THE LONG AND WINDING ROAD TO THE RINGED PLANET
Courtesy of the Smithsonian Institution Libraries/Dibner Library of Science and Technology, Washington,D.C.
A 17th-century drawing of Saturn, made by Dutch astronomer Christiaan Huygens, depicts early efforts to understand the planet’s enigmatic rings. More than three centuries later the rings are still a source of mystery and scientific amazement.
As glorious photos of Saturn start enlivening the morning papers and the evening news, you aren’t likely to hear much about the physical achievements of the Cassini explorer that’s snapping the pictures. Although phrases like “most complex probe ever built” or “one of NASA’s most ambitious missions” will be thrown around, the numbers are so astonishing that they defy easy description.

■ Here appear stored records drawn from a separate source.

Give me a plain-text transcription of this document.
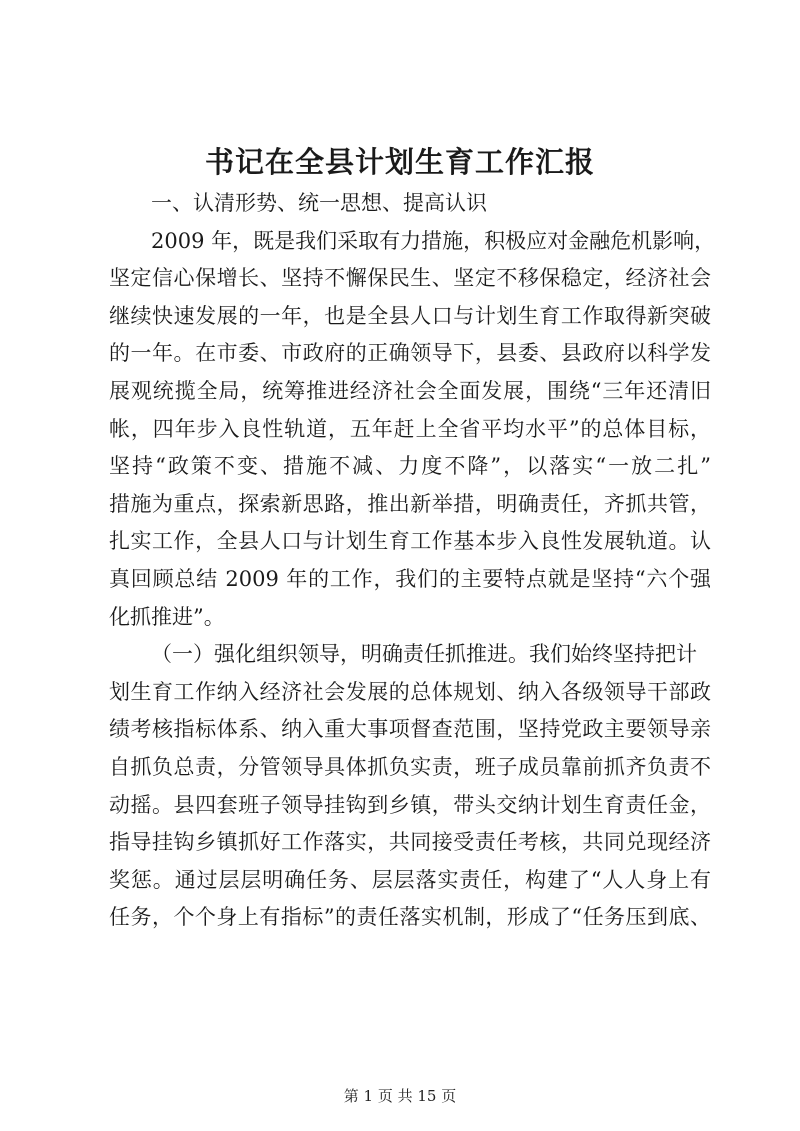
书记在全县计划生育工作汇报
一、认清形势、统一思想、提高认识
2009 年，既是我们采取有力措施，积极应对金融危机影响，
坚定信心保增长、坚持不懈保民生、坚定不移保稳定，经济社会
继续快速发展的一年，也是全县人口与计划生育工作取得新突破
的一年。在市委、市政府的正确领导下，县委、县政府以科学发
展观统揽全局，统筹推进经济社会全面发展，围绕“三年还清旧
帐，四年步入良性轨道，五年赶上全省平均水平”的总体目标，
坚持“政策不变、措施不减、力度不降”，以落实“一放二扎”
措施为重点，探索新思路，推出新举措，明确责任，齐抓共管，
扎实工作，全县人口与计划生育工作基本步入良性发展轨道。认
真回顾总结 2009 年的工作，我们的主要特点就是坚持“六个强
化抓推进”。
（一）强化组织领导，明确责任抓推进。我们始终坚持把计
划生育工作纳入经济社会发展的总体规划、纳入各级领导干部政
绩考核指标体系、纳入重大事项督查范围，坚持党政主要领导亲
自抓负总责，分管领导具体抓负实责，班子成员靠前抓齐负责不
动摇。县四套班子领导挂钩到乡镇，带头交纳计划生育责任金，
指导挂钩乡镇抓好工作落实，共同接受责任考核，共同兑现经济
奖惩。通过层层明确任务、层层落实责任，构建了“人人身上有
任务，个个身上有指标”的责任落实机制，形成了“任务压到底、
第 1 页 共 15 页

Try to comprehend, for starters, the distance from Earth to Saturn—929 million miles as of August 1. That’s about 4,000 times farther than the Apollo astronauts traveled to the moon and almost 10 times the distance from Earth to the sun. Cassini’s journey was even longer than that because the United States’ largest booster, the Titan IV-B Centaur, didn’t have enough power to take a direct course. The spacecraft had to travel 2.2 billion miles in getting to Saturn, using four roundabout gravity boosts involving flybys of Venus, Earth, and Jupiter.
The Cassini package is physically huge—more than 20 feet long and 12,600 pounds fully fueled—and financially large as well. Ultimately, the mission will cost more than $3 billion, a hefty price tag in an era of cutbacks in federal spending on space exploration.
Don’t expect to see the likes of Cassini again anytime soon. Grand explorations of our solar system are unfortunately rare these days, even though such missions keep us in a state of awe and wonder like nothing else. Until a few months ago, the only good photos of Saturn were taken two decades ago by the two Voyager spacecraft. Yet every time Discover published one of them, readers responded with fresh excitement. Saturn is big. It deserves a big, complex, long-lived spacecraft.
You’ll be hearing more about Cassini in coming issues of Discover. We look forward—ever optimistic—to a future in which we don’t have to wait another 20 years to share the next triumph with you.